In this post, I will explain how a new preview feature, Azure Site Recovery for Azure Virtual Machines, can provide disaster recovery services for virtual machines that are running in Azure.
Disaster recovery is a hot topic. British Airways has had days of flight issues because of data center and power issues. AWS had a massive outage in one of its regions in February. WannaCrypt/WannaCry has made everyone think about dat availability, services availability, and security.
I wrote an article back in March that discusses how to avoid AWS-style outages when deploying virtual machine-based services in Azure. In that article, I explained that despite the myths and assumptions, neither AWS or Azure replicates virtual machines for you to another region. If that region goes offline, as has happened to AWS US East in Virignia many times now, then anything you have there will stay offline. No magic fairies are sprinkling dust to wormhole your machines and data to another online region.
This means that you have to deploy duplicate virtual machine builds, mirror the application installations and maintenance, enable inter-region connectivity, and replicate data from one region to another. In the event of an outage in a cloud service region, you need to have more than double the amount of effort and costs to ensure business continuity. Until now…
Azure-to-Azure Site Recovery
Microsoft has launched a preview service that allows you to optionally replicate virtual machines from one region to another close-by region. For example, virtual machines running in North Europe (Dublin) can be replicated to one of the following: UK West (Wales), UK South (London), or West Europe (Amsterdam).
This cluster of regions is referred to as a geographic cluster. The following clusters are available for replicating virtual machines in Azure:
The solution is based on mature technologies. The Azure recovery services vault, placed in another region from the production virtual machines, provides management and orchestration. A Mobility Service from InMage Scout virtual machine extension provides the replication functionality. Think of it as an Azure-managed virtual machine integration service. No, Azure is not using Hyper-V Replica. There are a few differences:
- Replication is continuous. Instead of being interval-based, it is still asynchronous for range and performance reasons.
- Replication is based on a filter driver in the guest OS or the Mobility Service. It is not a change log stored with the virtual hard disk.
As a result of the latter, there is a smaller compatibility list than you will find for private site-Azure replication when using Hyper-V hosts. The Mobility Service only supports a subset of Azure compatible OS today:
There are some notable missing OS:
- Windows Server 2016
However, this is a preview release, so things can change as we move toward general availability.
This new DR feature is an as-a-service option. This means that you require limited engineering to get things going. A simple recovery services vault and resource group in another region in the geographic cluster will do the trick. You can simply enable replication for each required virtual machine. Azure Site Recovery will create any required dependencies such as storage accounts, networks, and subnets. Names are based on the original deployment and a suffix is added. You can customize the naming.
A default replication policy is offered but you can customize it. Configuring how recovery points are kept and how many of those points are application consistent, are a few examples of how you can customize.

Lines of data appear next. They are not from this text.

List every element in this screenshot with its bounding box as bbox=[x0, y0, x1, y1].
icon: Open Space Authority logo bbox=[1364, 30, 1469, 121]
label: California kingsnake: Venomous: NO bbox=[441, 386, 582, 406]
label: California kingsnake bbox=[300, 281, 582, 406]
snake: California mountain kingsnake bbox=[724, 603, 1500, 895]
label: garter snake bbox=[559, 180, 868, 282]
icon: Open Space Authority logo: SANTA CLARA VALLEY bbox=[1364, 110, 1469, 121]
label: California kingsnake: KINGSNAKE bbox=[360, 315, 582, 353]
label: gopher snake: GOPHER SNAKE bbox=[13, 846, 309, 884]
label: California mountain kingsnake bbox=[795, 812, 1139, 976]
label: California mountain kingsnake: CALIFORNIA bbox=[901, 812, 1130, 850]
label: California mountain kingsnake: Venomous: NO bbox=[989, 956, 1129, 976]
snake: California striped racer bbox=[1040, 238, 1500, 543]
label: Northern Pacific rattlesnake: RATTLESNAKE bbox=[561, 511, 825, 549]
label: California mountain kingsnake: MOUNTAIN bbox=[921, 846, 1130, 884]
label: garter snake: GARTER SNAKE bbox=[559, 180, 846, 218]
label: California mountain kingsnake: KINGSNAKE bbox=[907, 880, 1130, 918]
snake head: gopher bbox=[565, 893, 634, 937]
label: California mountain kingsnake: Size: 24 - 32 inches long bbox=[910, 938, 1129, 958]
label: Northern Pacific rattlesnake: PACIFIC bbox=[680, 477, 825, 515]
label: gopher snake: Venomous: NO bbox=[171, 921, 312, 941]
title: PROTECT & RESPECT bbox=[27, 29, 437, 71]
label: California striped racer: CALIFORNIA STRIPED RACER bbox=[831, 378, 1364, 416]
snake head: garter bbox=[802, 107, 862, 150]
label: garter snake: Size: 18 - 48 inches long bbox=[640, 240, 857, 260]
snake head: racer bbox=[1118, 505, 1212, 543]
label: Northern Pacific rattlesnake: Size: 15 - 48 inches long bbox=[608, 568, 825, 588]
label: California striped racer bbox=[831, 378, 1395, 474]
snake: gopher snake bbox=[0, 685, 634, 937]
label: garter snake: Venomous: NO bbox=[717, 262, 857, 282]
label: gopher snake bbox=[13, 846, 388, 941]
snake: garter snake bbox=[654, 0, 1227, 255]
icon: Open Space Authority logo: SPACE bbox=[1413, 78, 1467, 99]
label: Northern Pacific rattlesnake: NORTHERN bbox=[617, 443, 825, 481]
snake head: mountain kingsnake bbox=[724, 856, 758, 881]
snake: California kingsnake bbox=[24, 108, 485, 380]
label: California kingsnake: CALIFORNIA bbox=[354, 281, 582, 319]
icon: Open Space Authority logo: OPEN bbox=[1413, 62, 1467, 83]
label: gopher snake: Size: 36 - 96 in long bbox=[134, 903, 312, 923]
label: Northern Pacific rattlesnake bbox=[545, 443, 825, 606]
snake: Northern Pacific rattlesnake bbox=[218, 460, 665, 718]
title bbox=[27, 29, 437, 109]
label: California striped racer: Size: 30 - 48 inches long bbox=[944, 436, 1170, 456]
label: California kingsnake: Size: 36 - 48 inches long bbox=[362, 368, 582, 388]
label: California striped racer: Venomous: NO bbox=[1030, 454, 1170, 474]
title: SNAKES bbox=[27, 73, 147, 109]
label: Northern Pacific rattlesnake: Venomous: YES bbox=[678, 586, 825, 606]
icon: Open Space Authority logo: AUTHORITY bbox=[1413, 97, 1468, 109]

Some of the usual features of Azure Site Recovery are there to use. An important one is the ability to run a non-disruptive test failover. With this ability, you can test your failover and ensure that if a region fails, your business can survive in another region.
Azure veterans should already be aware that Azure Site Recovery offers customers the ability to “lift and shift” migrate virtual machines from VMware or Hyper-V to Azure. It is free of cost if the process is completed within 31 days, per virtual machine. You simply enable replication, perform a test failover, do a planned failover, commit the action, and strip away replication.
Azure-to-Azure Site Recovery will offer region mobility for customers that wish to relocate their services. For example, customers in the UK might choose to relocate from North Europe or West Europe might choose to relocate to one of the UK regions.